Volume 478-3 (February II 2008)

 


In section 6. Interstellar and circumstellar matter

“Discovery of a bipolar X-ray jet from the T Tauri star DG Tauri”, by M. Güdel, S.L. Skinner, M. Audard, K.R. Briggs, S. Cabrit, A&A 478, p. 797

The authors have detected an X-ray jet emanating from the young stellar object DG Tauri at a position angle of PA ≈ 225 deg, coincident with the optical jet axis, and also identified a counter jet at PA = 45 deg. The jet spectra are soft and there is evidence of excess absorption by the counter jet. The X-ray spectrum of DG Tau itself shows two components with largely different temperatures and absorption column densities.
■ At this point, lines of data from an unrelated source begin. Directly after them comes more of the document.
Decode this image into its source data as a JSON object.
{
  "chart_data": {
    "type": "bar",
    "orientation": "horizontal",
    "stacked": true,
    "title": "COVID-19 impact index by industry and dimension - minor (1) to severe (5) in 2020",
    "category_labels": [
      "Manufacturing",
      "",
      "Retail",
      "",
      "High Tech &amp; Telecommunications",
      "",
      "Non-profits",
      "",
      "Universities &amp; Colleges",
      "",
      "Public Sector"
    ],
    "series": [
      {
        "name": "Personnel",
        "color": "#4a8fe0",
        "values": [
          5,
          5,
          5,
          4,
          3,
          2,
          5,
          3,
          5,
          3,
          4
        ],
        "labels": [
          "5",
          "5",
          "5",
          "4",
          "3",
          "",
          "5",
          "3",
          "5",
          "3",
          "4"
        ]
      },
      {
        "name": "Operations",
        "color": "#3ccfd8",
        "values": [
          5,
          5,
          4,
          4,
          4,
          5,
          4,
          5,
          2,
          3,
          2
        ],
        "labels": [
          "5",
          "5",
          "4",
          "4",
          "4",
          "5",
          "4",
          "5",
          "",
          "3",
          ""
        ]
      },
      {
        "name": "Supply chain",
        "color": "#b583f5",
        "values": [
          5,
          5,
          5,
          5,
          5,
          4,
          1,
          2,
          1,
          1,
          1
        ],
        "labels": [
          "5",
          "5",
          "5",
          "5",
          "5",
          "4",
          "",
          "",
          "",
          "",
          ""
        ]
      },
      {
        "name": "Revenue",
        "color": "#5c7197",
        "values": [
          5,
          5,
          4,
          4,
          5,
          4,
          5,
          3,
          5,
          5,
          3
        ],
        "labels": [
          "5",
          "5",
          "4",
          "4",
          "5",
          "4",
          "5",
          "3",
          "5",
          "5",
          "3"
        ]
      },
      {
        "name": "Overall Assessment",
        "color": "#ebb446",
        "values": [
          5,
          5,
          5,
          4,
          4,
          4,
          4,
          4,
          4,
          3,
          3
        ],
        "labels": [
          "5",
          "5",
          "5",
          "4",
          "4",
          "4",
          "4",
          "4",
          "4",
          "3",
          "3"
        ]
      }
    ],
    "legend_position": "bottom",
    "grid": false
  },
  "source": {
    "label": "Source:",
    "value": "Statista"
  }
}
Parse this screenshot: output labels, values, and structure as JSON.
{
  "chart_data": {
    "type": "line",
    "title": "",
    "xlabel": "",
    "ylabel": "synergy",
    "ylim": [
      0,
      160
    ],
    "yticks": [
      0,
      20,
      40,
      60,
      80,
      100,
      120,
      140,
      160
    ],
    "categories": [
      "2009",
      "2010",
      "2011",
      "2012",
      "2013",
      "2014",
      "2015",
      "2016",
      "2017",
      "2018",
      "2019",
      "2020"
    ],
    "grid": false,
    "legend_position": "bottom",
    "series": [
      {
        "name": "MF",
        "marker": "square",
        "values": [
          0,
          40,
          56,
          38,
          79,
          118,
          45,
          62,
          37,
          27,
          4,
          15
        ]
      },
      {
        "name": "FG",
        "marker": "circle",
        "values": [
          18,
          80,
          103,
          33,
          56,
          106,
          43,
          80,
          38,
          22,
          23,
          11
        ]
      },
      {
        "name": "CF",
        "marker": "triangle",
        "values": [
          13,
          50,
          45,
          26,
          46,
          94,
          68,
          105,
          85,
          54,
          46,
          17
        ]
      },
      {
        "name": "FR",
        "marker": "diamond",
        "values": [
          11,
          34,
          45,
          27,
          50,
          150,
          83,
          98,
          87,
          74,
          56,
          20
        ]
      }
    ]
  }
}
The similar temperatures and small absorbing gas columns of the jet sources and the soft component of the stellar source suggest that these sources are related, produced either by shocks or by magnetic heating in the jets, while the hard stellar component is associated with a stellar corona or magnetosphere.  

 


In section 10. Planets and planetary systems

“Building giant-planet cores at a planet trap”, by A. Morbidelli, A. Crida, F. Masset, and R.P. Nelson, A&A 478, p. 929

This paper considers the interesting alternative possibility of planetary growth at the transition region between active (i.e. turbulent) and non-active parts of an accretion disk. At these locations, a positive density gradient is established at which the inward migration of planetary cores is halted (a so-called planet trap). The paper deals with the outcome of the interaction of several embryos at this trap, showing that systems with two embryos tend to acquire stable, separated, and non-migrating orbits, with the more massive embryo placed at the planet trap and the lighter one farther out in the disk, while systems of multiple embryos are intrinsically unstable.  
In section 13. Astronomical instrumentation

“A robust morphological classification of high-redshift galaxies using support vector machines on seeing limited images.I. Method description”, by M. Huertas-Company, D. Rouan, L. Tasca, G. Soucail, and O. Le Fèvre, A&A 478, p. 971

Galaxy morphology is the most accessible tracer of the galaxies' physical structures. In recent years, algorithms have been developed to quantify that information and isolate it from spatial resolution effects. Those methods  are, however, limited to 2 or 3 parameters per image and therefore only extract part of the information in these images. The manuscript generalizes those methods to include an arbitrary number of parameters and demonstrates a large improvement in classification efficiency for a deep seeing-limited dataset.